Weiß denn ein Bildungspolitiker, dass die Verwaltung die Fortbildungen erst abschafft, dann neu erfindet, Institute abwickelt, fusioniert, versteckt, Neuanfänger am Samstag in die Pampa zur Metafortbildung einlädt, wenn kein Bus den Ort erreicht, Fahrgemeinschaften anmahnt, aber aus Gründen des Datenschutzes keine Adressenlisten herumgibt? Ein Grund für Auflösung? Nein, nur ein Bausteinchen zum schleichenden Wahnsinn.
Weiß denn ein Bildungspolitiker, dass das Hamburger Arbeitszeitmodell – Effekt: drei Stunden mehr für die, die Musik, Kunst, Sport unterrichten - , ein Modell, das die neueste Kommission in Berlin nun auch für Berlin vorschlägt, den Exodus aus dem Fach forciert? Guter Musikunterricht ist auf Dauer anstrengend für Ohren und Nerven, kostet weniger Korrekturzeiten, dafür mehr Vorbereitungszeit für (im Einstundenfach noch mehr als im Zwei- oder gar Fünfstundenfach) zu viele Lernende. Drei Stunden mehr sind zwei, drei Klassen mehr, sind bis zu 60 Menschen mehr, die unterrichtet und bewertet – ich würde lieber sagen: gewürdigt – werden sollen.
Weiß denn ein Bildungspolitiker, dass es das Fach Musik, wie es mal war, nicht mehr gibt? Ausbildung und Einstellung sind reduziert, Fortbildung - upps, wo isse? – soll demnächst in regionalem Gewande auferstehen.
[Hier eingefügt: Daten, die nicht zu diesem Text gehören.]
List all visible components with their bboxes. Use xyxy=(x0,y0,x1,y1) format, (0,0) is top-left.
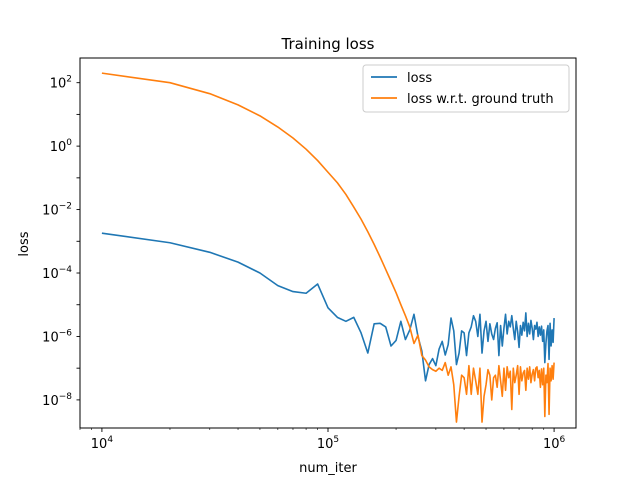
y-axis-ticks: 10−8 10−6 10−4 10−2 100 102 xyxy=(42,75,80,409)
x-tick-label: 105 xyxy=(317,435,339,452)
x-tick-label: 106 xyxy=(543,435,566,452)
legend-box xyxy=(362,64,570,113)
y-tick-label: 102 xyxy=(50,75,72,92)
y-axis-label: loss xyxy=(17,231,32,256)
series-line-ground-truth xyxy=(101,72,555,423)
plot-frame xyxy=(79,57,577,429)
x-axis-label: num_iter xyxy=(299,461,357,476)
chart-title: Training loss xyxy=(281,35,375,53)
legend: loss loss w.r.t. ground truth xyxy=(362,64,570,113)
x-tick-label: 104 xyxy=(91,435,114,452)
y-tick-label: 100 xyxy=(50,138,73,155)
y-tick-label: 10−6 xyxy=(42,328,72,345)
y-tick-label: 10−8 xyxy=(42,392,72,409)
series-lines xyxy=(101,72,555,423)
y-tick-label: 10−2 xyxy=(42,202,72,219)
y-tick-label: 10−4 xyxy=(42,265,72,282)
legend-label: loss w.r.t. ground truth xyxy=(407,92,554,107)
x-axis-ticks: 104 105 106 xyxy=(79,428,566,452)
legend-label: loss xyxy=(407,71,432,86)
series-line-loss xyxy=(101,232,555,382)
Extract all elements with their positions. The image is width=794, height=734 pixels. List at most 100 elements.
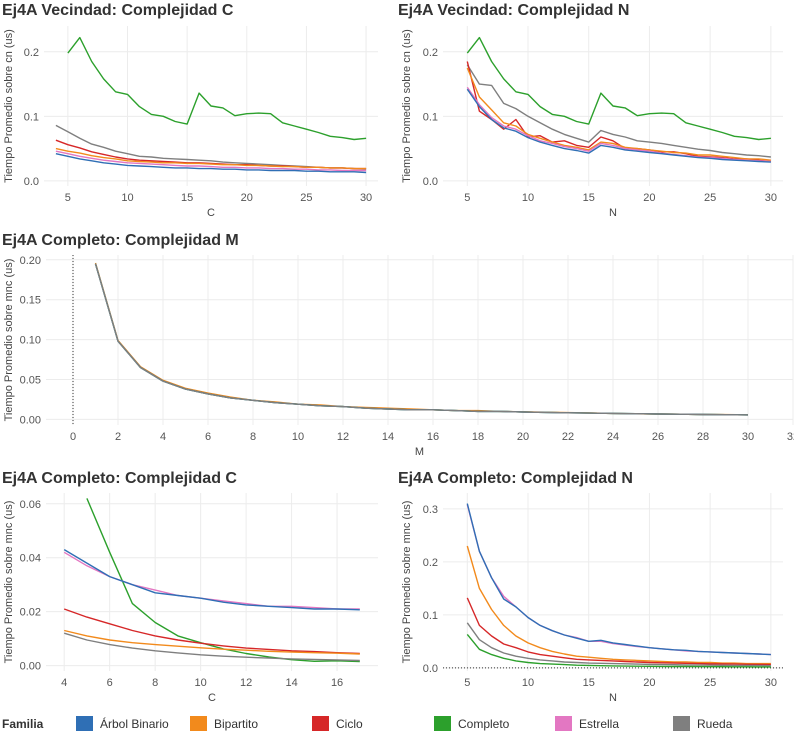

Hier müht sich ein Fachfremder ab, dort prüft ein Fachnaher wie in den 50er Jahren, hier kämpft sich eine Fachfremde erfolgreich durch neue Unterrichtsmedien, dort verkauft eine Fachkraft die Instrumente der Schule, weil Musik „nicht mehr ins Profil passt“. Hier entsteht unter großem Medienecho eine tolle Band, die zeigt, dass nicht alles Käse ist, was Rütli schwört. Dort geht ein ganzer Fachbereich baden, weil nach der Pensionierung des Musiklehrers ein Sportlehrer – nichts gegen Sportlehrer! – eingestellt wurde.
Ein Bildungsplan, der den Namen Bildungsplan verdient, muss ganz sicher auf viele Eigenaktivitäten setzen. Nur im Feld selber kann der Bauer säen und, wenn er Glück hat, ernten. Aber wer sich einbildet, Bildung entstehe allein durch das Hochhalten eines Banners, wo Bildung drauf steht, der hat Wahrnehmungsstörungen. Es geht nicht nur um Geld und Verwaltungsakte. Es geht inzwischen um das Wegbrechen aller Zulieferinstitutionen für – nur zum Beispiel – das Fach Musik. Fachunterricht weniger = Unterrichtsmittel teurer = Firmen und Verlage im Konkurs und und und.
Eigentlich geht es aber um Grundsätzlicheres: Es geht um den Verlust des Einverständnisses über ein Menschenbild, das beinhaltete: Jeder kann sich sprachlich, körperlich, künstlerisch ausdrücken und austauschen. In der Schule bekommt er dafür Gelegenheiten, Anreize und Vorbilder, Glo hin, Balisierung her. (Auch die lässt sich womöglich begreifen.) Wer aber kurzfristige, kostenarme und alle Beteiligten überfordernde Einseitigkeiten fördert, bildet sich vielleicht ein, moderne Bildung zu inszenieren, hat aber das Netz, das eine gebildete Gesellschaft darstellen könnte, längst nachhaltig geschädigt.